CARICOM is seeking to reduce its food importation bill from US$6billion by 25 percent by 2025, the next three and half years. As such, a recently concluded Agri-Investment Forum and Expo was held here to merge key players within the economic and production aspects of food security to develop mechanisms on how they can become self- sufficient by looking at the constraints to achieving the 2025 goal.
Trade barriers, was one of the severe humbugs to the movement of goods across the region. Outside of transportation difficulties, nontariff trade barriers were highlighted where it was said that there were deliberate moves by those with influence to keep non-local products out of their countries. Vice President Bharrat Jagdeo had said during his address at the forum that Guyana was well aware of the blockages and aware of those putting them up. He noted that there is a need for government offices to help cut through local retail trade monopolies that have strong political influence by their sheer presence and period within a country.

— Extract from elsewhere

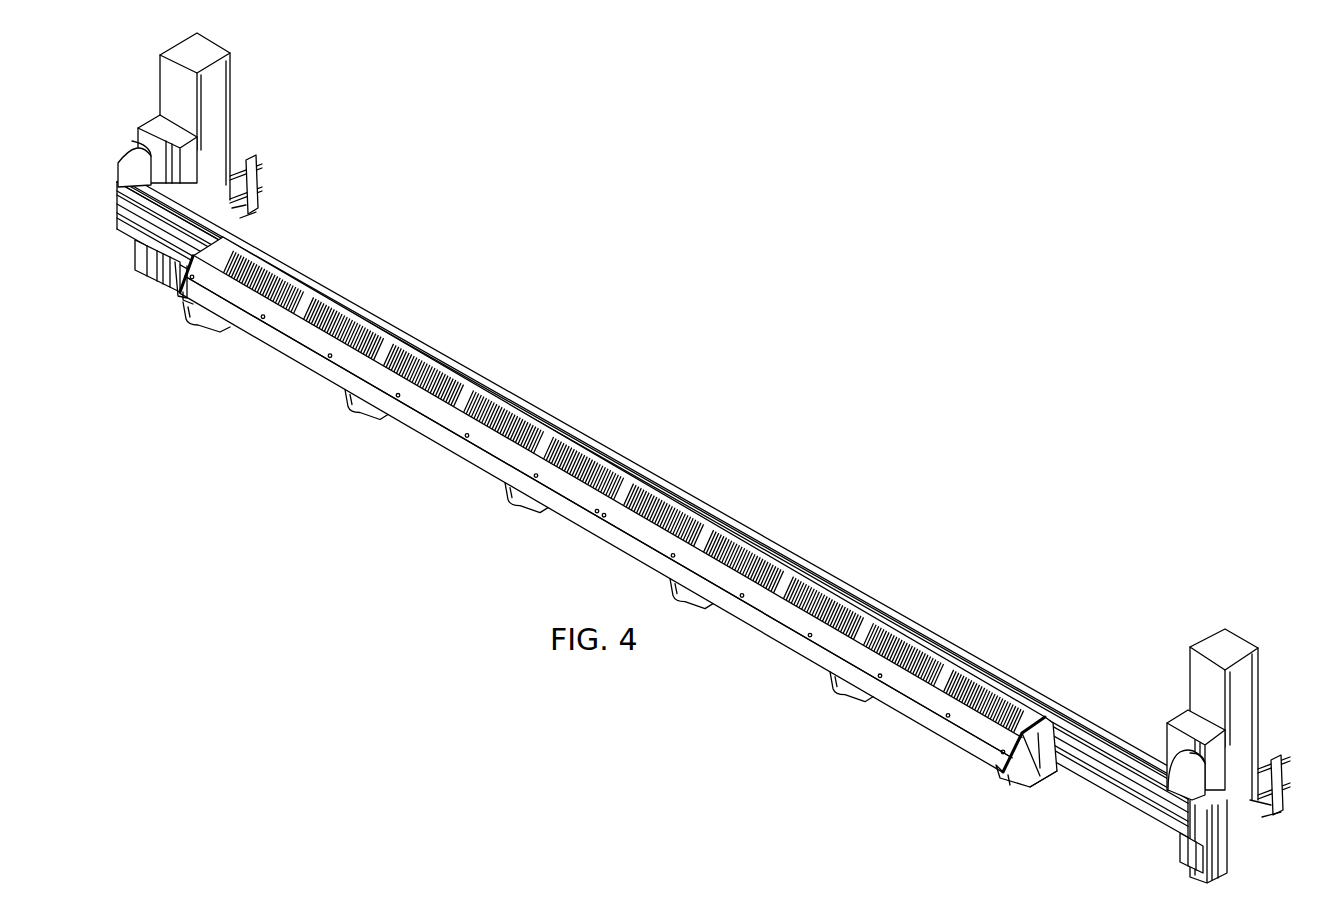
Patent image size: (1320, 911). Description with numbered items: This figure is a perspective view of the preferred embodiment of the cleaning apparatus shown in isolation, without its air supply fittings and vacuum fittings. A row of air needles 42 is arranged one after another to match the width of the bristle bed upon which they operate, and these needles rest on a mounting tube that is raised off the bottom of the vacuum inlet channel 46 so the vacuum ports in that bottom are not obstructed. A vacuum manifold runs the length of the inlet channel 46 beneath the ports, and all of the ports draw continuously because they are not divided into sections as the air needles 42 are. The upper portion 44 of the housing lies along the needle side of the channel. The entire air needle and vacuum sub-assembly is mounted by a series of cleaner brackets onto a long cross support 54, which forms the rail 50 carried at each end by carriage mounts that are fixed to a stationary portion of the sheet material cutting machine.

These monopolies have deep connections within governments and regulatory agencies and they push the regulatory agencies toward restrictive measures such as those involving phytosanitary standards as protectionist tools to maintain dominance. Jagdeo had said that these same persons are the ones wanting to visit Guyanese ice-cream factories, but would not make the same request of a US company.
On the arrival of Prime Minister Keith Rowley ahead of the Agri-Forum, the Georgetown Chamber of Commerce and Industry (GCCI) warned the government against signing any MoU with the twin island nation until it removed non-tariff barriers (NTB) on Guyanese goods. Guyana and Trinidad have agreed to work on the trade barriers and supporting each other in building capacity in other areas.